Many critics have admired the supposed “heart-stopping action” of the film, and obviously there are certain tensions when watching someone defuse a bomb—particularly with friendlies or unfriendlies in the area. Why does that guy have a camera? Why aren’t those guys waving to us? Are they waving to us? Or are they waving at the cameraman? To signal him to do what? Yet after one or two IEDs, the action isn’t so heart-stopping. Either the thing blows up or it doesn’t. If it doesn’t, there’s another tomorrow.

No, to me, the real drama is in the tensions between the three men. James is reckless, Sanborn is procedural, Eldridge is guilty. Eldridge knows Sgt. Thompson would be alive if he’d only shot the cellphone-carrying Iraqi, and he carries this with him every second. A desk colonel, John Cambridge (Christian Camargo), tries to get him to open up but Eldridge will have none of it. He demonstrates what’s wracking him by shooting his now-empty rifle. Dead. Click. Not-dead. Dead. Click. Not-dead. Then he guilts Cambridge into coming out of the Green Zone, where, of course, Cambridge gets killed. Yet another thing for Eldridge to carry all his life. He can’t win.

James can. He’s the hero but he’s not. At one point, while exchanging macho stomach punches, Sanborn pulls a knife on him and lays it at his throat. James leans into it. When Sanborn asks him, “Do you think I got what it takes to put on the suit?” James replies, “Hell no.” Which makes us wonder what it does take. Which delivers this answer: A lack of concern about living.
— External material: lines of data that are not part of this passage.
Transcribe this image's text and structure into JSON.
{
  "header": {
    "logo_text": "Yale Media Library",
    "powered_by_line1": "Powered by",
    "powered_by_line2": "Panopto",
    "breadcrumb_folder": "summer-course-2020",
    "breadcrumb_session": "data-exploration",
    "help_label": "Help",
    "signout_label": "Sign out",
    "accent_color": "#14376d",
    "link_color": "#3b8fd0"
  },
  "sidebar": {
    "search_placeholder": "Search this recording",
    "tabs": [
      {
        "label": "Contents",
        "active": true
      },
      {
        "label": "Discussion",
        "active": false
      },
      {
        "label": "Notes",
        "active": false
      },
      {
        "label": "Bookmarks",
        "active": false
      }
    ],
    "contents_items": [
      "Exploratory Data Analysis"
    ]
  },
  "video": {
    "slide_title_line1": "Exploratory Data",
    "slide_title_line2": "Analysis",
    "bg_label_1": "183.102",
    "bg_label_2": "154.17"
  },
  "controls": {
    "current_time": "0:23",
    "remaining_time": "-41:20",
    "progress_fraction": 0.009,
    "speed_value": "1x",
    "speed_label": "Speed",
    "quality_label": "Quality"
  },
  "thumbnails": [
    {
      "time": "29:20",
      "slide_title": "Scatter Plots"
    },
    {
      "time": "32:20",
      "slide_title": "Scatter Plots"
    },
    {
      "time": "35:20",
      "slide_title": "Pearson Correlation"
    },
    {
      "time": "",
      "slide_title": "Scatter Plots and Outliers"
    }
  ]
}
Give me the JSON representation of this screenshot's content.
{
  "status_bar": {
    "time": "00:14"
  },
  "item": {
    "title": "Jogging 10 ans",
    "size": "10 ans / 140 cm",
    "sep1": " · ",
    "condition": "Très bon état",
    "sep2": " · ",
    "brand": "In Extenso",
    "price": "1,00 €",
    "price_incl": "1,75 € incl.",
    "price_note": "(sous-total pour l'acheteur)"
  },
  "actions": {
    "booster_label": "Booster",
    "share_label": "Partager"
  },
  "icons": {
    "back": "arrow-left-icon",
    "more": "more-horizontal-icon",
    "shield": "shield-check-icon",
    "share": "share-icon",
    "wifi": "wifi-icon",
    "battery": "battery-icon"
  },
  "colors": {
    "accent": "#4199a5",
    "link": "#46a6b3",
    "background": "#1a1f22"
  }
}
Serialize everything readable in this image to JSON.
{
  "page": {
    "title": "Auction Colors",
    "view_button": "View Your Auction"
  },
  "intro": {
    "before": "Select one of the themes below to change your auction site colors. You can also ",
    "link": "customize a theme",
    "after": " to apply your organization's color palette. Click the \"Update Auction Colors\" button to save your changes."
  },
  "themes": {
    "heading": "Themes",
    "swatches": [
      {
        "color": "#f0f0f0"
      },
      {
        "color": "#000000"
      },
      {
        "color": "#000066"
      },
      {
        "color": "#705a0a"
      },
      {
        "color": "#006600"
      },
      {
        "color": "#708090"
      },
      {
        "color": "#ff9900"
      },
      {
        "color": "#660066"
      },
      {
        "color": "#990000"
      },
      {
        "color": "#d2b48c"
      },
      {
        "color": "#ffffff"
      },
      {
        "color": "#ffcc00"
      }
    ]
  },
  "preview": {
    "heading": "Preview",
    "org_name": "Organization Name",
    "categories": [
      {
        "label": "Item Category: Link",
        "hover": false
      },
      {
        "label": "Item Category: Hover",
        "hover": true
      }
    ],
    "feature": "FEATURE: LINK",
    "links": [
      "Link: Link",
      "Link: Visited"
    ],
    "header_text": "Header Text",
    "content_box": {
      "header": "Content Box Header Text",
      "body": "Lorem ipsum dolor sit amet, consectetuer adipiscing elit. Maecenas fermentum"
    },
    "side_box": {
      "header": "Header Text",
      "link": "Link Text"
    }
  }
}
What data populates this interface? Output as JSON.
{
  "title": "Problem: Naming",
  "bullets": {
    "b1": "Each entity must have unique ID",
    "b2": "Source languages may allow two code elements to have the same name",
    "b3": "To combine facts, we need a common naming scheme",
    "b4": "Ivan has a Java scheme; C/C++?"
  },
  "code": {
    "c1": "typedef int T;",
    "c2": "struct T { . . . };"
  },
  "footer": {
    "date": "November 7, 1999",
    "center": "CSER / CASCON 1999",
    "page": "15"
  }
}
In a way the movie doesn’t go deeply enough into this tri-part relationship. I wanted to know more about Sanborn. I wanted a better discussion of procedural vs. reckless. Might not reckless actually be safer? We saw procedural at the beginning and it sure wasn’t safe for Thompson. Using the bot allowed crowds and enemies to gather. Better to act like James and walk down the street like you’re walking out to center field. Either the thing blows up or it doesn’t.

Boal and Bigelow keep playing with tropes. James befriends, in an offhand way, an Iraqi boy who sells blackmarket DVDs, but when he finds him dead on a table, cut up into a human bomb, he loses it. He goes after the boy’s boss, he breaks into a Baghdad apartment, he runs through the streets of Baghdad after midnight. Then the boy turns up. The dead boy was not his boy. We were already wondering how stable James is and this gives us a better idea. Something ain’t working there.

The best trope in the film is the countdown to being shipped home. In “The Deer Hunter” there’s that great transition where one moment our boys are partying in rural Pennsylvania and the next moment they’re in a deadly firefight in Vietnam. Boal and Bigelow do the opposite. There’s two days left, James has just met his match with a human IED (although he survives), and our boys are in their HUMVEE getting pelted with rocks from Iraqi children. The next second James is standing in an American grocery store, frozen food aisle, muzak in the background. He’s wearing civilian clothes and looks ordinary. The grocery store, particularly compared to the bright heat of Iraq, feels cold, devoid of life, awful. It feels like a dream but not a pleasant one. You feel the cultural dissonance James must feel, the dislocation, the difference between that and this. And as awful as that was, this feels worse. The fluorescent lights are not real lights, the music is not real music, the food is not real food. Everything is false. And yet this is what we’re fighting for.

It also prefigures James decision to re-up and return to Iraq. The final shot of the film is James swaggering down yet another dusty street in his suit. He could be a cowboy in the Old West. 365 Days Left. But until what? Until the deadness of the frozen-food aisle again.

It’s probably dangerous to see Sgt. James as more than just Sgt. James but I can’t help it. Is he representative? Does he represent us? In other words, is our incessant foreign adventurism the result, in part, of having a home life, and a home culture, that feels like a lie? American culture isn’t what we’re fighting for; it’s what we’re running from.

Too broad a stroke, I know. And yet. And yet.